Cashner has a 1.41 ERA over his past five starts and has recorded 10 of the Orioles' 23 quality starts. His nine wins is five more than he had in 28 starts in 2018.
"I just think a mix of pitches and the velo with his fastball (has been good)," manager Brandon Hyde said. "It's a mid 90s fastball through seven innings today. He's just commanding and really throwing well. He's got nine wins on a team that is way under .500. Really impressive to keep us in games the way he has."
Cashner added: "My fastball command, I think, has been really good. I think I've done a good job of commanding the upper part of the zone with the fastball. But I think the biggest thing is getting ahead. My changeup has really come along in the last month. I've been moving my fingers and playing with it. There are certain times I try to get it almost straight down like a split and other times I try to fade it."
During their 5-3 run, the Orioles have scored 53 runs. At the same time, their starting pitchers are 4-2 with an ERA of 2.05 in that span.
Today the Birds scored five in the fourth to snap a 0-0 tie. The inning featured four hits, two Toronto errors and the 20th home run by Renato Núñez. He blasted a two-run shot with an exit velocity of 109 mph off losing pitcher Clayton Richard. Anthony Santander's single made it 3-0 and the O's added two more on Keon Broxton's bloop RBI double and Richie Martin's RBI groundout.
Núñez, who has a team-leading 49 RBIs, became the third Oriole age 25 or younger to hit 20 or more homers by the All-Star break. Boog Powell first did that in 1964 and Manny Machado in 2018.
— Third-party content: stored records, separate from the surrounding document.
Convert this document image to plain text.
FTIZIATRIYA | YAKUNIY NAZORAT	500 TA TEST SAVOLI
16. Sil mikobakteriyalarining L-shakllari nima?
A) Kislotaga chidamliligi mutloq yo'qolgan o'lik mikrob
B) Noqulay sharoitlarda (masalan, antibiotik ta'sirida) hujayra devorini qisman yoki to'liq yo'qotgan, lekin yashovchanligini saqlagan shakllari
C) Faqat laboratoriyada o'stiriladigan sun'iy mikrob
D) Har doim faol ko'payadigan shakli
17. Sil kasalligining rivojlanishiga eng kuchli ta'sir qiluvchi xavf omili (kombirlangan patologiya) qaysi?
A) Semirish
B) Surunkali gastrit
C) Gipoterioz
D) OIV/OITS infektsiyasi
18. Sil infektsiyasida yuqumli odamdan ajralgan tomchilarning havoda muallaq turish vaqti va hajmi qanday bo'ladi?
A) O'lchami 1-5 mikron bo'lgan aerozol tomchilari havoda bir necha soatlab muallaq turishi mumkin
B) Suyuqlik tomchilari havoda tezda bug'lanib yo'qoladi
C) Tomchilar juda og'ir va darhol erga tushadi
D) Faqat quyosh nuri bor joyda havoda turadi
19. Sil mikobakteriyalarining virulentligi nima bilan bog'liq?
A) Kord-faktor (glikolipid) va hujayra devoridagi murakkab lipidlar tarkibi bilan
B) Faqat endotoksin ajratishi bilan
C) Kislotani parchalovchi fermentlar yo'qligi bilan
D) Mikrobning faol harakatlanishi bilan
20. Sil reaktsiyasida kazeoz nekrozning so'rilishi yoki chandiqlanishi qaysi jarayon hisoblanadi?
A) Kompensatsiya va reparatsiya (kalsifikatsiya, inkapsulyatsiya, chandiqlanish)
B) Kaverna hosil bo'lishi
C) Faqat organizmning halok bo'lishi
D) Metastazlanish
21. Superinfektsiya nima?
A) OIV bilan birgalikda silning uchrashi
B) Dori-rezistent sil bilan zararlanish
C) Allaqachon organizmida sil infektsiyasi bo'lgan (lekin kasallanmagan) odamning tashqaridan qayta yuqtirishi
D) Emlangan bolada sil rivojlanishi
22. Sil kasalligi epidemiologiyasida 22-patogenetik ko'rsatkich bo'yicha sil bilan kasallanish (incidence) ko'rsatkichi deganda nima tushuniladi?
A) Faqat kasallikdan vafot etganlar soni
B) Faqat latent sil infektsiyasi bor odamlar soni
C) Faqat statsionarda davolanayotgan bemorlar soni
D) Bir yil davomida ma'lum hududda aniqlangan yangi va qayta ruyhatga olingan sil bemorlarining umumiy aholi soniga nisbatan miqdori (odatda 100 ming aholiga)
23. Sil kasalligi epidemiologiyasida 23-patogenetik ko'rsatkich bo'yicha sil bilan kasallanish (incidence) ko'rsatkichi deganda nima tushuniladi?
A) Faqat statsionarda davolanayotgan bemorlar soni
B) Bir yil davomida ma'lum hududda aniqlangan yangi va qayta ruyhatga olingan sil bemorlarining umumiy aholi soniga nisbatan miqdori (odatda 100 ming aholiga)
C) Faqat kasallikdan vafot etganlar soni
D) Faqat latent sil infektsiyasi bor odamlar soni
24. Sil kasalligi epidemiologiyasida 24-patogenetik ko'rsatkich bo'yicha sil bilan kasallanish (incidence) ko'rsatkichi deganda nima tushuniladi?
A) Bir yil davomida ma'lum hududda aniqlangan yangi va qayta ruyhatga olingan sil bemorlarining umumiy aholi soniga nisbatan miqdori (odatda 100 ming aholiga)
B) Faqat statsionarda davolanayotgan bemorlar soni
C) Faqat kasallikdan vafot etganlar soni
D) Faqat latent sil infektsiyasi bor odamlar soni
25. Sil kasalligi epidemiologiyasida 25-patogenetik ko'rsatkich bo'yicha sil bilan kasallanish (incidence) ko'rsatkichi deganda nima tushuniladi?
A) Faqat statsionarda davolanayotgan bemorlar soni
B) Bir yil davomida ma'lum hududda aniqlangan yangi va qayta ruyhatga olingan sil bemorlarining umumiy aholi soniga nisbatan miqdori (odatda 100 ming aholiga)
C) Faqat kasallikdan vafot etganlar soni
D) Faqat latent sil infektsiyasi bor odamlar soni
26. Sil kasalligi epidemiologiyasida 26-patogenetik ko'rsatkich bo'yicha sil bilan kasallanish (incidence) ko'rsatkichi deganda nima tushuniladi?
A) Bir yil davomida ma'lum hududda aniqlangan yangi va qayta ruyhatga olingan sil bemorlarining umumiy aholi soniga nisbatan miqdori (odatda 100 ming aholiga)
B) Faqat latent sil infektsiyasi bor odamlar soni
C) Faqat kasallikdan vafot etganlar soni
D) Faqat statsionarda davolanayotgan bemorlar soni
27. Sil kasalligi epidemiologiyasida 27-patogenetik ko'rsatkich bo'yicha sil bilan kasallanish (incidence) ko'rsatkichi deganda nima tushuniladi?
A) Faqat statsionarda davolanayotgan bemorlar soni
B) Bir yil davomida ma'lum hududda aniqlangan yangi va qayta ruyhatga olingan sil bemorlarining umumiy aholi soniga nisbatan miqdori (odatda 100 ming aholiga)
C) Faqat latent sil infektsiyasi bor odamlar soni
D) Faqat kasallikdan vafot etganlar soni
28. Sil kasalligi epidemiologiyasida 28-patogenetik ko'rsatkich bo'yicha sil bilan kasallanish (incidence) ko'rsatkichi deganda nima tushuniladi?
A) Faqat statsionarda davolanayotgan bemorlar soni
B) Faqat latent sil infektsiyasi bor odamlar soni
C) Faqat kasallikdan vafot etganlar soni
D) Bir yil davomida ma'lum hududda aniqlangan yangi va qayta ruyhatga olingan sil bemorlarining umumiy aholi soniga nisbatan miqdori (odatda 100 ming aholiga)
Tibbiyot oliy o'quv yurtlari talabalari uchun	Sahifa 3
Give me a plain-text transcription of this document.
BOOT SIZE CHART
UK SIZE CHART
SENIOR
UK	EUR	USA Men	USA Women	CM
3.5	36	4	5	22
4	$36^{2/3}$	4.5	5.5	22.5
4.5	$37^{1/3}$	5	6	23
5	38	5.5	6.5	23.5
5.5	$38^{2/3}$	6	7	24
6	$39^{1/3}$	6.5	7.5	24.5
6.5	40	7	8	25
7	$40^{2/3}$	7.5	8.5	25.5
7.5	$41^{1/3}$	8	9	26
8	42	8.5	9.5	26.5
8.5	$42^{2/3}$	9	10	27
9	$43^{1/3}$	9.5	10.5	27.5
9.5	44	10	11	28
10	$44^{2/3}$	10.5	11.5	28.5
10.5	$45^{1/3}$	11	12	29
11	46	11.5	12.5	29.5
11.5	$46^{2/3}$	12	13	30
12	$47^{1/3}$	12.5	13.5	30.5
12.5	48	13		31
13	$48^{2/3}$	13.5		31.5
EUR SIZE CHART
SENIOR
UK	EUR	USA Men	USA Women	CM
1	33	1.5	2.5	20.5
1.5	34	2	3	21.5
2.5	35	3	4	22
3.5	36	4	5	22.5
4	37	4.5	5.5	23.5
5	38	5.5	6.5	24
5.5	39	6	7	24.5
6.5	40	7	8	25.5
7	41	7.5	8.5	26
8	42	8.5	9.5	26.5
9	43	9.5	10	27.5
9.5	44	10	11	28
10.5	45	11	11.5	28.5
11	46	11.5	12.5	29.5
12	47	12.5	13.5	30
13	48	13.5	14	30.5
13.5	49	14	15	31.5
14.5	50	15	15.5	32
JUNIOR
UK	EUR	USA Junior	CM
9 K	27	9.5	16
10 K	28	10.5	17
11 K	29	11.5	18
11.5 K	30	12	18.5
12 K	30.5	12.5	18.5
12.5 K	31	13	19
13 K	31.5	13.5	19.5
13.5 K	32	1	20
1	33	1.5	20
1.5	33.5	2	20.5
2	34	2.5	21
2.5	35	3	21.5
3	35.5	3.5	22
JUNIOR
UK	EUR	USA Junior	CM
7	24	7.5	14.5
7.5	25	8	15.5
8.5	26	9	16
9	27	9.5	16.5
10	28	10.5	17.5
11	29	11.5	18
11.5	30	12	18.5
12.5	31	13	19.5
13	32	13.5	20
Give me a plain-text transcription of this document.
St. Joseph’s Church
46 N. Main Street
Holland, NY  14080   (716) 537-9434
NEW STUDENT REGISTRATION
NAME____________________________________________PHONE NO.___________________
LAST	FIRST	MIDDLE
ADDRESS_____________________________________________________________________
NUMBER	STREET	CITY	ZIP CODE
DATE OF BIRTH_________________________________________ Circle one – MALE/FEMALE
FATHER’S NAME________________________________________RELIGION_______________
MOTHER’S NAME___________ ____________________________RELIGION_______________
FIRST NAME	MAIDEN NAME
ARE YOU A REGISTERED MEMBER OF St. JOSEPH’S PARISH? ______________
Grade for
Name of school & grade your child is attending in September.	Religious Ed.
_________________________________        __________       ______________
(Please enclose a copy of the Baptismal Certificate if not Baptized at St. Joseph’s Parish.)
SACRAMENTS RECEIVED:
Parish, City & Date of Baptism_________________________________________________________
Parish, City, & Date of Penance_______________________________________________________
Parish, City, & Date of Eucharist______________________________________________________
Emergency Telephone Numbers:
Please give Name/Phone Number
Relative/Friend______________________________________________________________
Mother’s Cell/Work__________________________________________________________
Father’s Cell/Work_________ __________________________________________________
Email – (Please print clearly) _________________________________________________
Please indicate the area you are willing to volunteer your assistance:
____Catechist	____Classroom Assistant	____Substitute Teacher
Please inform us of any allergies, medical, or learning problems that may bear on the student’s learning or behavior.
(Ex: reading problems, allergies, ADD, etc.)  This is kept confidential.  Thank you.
"When he gets hot, he's pretty hot," said Hyde. "Hit a tough month there, but when he stays on the ball and has a middle of the field approach, that's when his homers stay fair to left field. He's just got a ton of power and his swing plays for the home run. He's got 20 at 25 years old, pretty cool."
The O's got RBI singles in the sixth from Stevie Wilkerson and eighth from Santander, who had a 3-for-4, two-RBI game. Wilkerson's solo homer in the ninth was No. 7 and completed the scoring.
Jimmy Yacabonis struck out the side in the eighth and Shawn Armstrong pitched the ninth to complete a three-pitcher, three-hitter on 115 pitches. Jonathan Villar went 2-for-4 and scored three runs and is batting .412 (14-for-34) his past nine games.
Toronto (33-57) had scored five or more runs in 14 of 15 games beginning this series and was averaging 6.4 runs per game its previous 22 games. But in this series, O's pitchers have held the Blue Jays to two runs on seven hits.